Last week we covered some aspects of house price movements and what that may mean to homeowners. I’ll cover some more. Remember, as per many columns regarding stock markets, the housing market and investments, the cool head is better than the emotional reaction which can paralyse you, or expediate poor decisions.
Sentiment, as I said last week is the biggest driver, so what are the factors that could nudge sentiment either way?
Consider March’s headlines of “UK house prices rise at fastest pace in 18 years”. That headline was enough momentum to have you bid on an item at an event that you didn’t need. Less than two months later: “UK house price growth slows as cost-of-living climbs”.
How quickly momentum can turn.
Headwinds for the housing market are there with the governor of the Bank of England stating that real interest rate rises could induce a correction or cooling off.
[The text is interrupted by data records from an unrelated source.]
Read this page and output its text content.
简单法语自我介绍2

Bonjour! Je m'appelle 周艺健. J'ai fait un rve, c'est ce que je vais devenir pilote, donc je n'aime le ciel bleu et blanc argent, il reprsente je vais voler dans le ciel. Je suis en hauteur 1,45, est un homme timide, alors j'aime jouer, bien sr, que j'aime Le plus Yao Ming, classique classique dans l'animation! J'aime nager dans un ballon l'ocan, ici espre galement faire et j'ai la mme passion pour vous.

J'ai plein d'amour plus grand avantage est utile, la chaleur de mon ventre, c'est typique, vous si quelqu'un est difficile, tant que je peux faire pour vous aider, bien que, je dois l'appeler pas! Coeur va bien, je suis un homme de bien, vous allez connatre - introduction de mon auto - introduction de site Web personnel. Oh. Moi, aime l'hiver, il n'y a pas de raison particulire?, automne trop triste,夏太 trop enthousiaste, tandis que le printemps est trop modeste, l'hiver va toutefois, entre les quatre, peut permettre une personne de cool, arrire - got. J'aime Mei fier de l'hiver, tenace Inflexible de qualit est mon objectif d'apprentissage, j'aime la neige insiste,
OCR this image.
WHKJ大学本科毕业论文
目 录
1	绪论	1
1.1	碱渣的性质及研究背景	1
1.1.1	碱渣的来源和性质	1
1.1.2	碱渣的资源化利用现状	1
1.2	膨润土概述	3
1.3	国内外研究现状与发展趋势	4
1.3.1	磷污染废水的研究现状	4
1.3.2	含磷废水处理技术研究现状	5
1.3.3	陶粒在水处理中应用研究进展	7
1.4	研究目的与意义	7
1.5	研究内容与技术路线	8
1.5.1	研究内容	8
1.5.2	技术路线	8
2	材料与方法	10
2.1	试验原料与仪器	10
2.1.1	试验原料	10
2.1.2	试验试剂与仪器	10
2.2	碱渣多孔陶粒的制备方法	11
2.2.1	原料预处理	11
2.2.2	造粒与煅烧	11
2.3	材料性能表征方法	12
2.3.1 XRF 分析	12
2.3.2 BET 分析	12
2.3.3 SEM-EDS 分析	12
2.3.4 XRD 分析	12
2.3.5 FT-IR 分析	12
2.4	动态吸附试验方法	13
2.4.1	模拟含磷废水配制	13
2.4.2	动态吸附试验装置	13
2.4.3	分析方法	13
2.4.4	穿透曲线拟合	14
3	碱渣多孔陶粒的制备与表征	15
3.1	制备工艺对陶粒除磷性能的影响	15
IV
While rates are still well below any average, I remember many have stress tested their outgoings on way less than the historic average, so would be in for an electric shock.
Furthermore, back in the previous crashes, many mortgages were on an interest only basis, allowing the ability to move over to borrow against the repayment vehicle they had set up such as a PEP, ISA or the antiquated endowment. Contracted to pay interest plus capital, versus the ability to stop and start the repayment vehicle and dip into it for cashflow is a colossal headwind. Cashflow is always the killer.
Interest rate rises and mortgages
Around a third of mortgage holders on fixed rate contracts will be in for a bit of a shock when the current terms end. They are on terms which are two years or less. In November 2021, they would have been borrowing at c1.5 per cent but would be renewing that mortgage at c3.6 per cent – a payment which is 140 per cent higher.
Other headwinds are those increasing housing supply by paying down debt and looking to simplify or get rid of the second home. More supply and less demand equals pressure on the market.
The threat, and also a matter that would have gained the attention of the Bank of England is wage inflation. People demanding more from employers because inflation is up even though the employer isn’t earning more because of inflation. That ends economies, but I’ve seen wage growth cited by marketing departments of housing agents as a good thing – ie people can pay more. Companies cannot. They are being squeezed via higher costs and staff demanding higher wages. It’s the Achilles heel of an economy. That wage inflation will be targeted by the Bank via interest rate rises, therefore adding more pressure on the housing market.
A statistical measure of a house price is its relationship to earnings. That was 7.15x in 2007 before the last crash, but its 9.05x now, ie a bigger bubble. Not all bubbles pop. They can deflate slowly to deal with the outside pressure! Mortgage to income ratios is also sitting at record levels.
House sales are taking longer (creating more panic to sell and drop the price) and over five per cent of homes in the UK dropped their prices by an average of nine per cent in April.
Housing market hyperbole
The headlines say the market is slowing. It is never slowing. It has simply slowed. Markets are never in the present participle ie ‘inging’. They are just where they are.
Tailwinds to support the housing market include the fact that over 59.7 per cent of mortgages are on five year or longer fixed rates so will not see a rise. In January 2011, 49 per cent of new mortgages were on a variable rate (therefore subject to the howling winds of increases), whereas today that is just over 5 per cent.
Personally, I think inflation is highly overblown and next year all the current inflation will have left the calculations as its calculated year on year, thereby easing pressure on interest rates too. Add supply chain issues and delivery costs alongside oil/gas, one can think it can only get easier.
The market is also sending a message as new lenders have arrived with 95 per cent loan to value offerings as opposed to the previous 90 per cent. This is a signal by the lender who takes the risk that prices are not under pressure.
As I said last week, if you are in the market, you cannot predict its movements, but you can think to protect yourself against the hikes. I would recommend above all times to see your independent mortgage broker.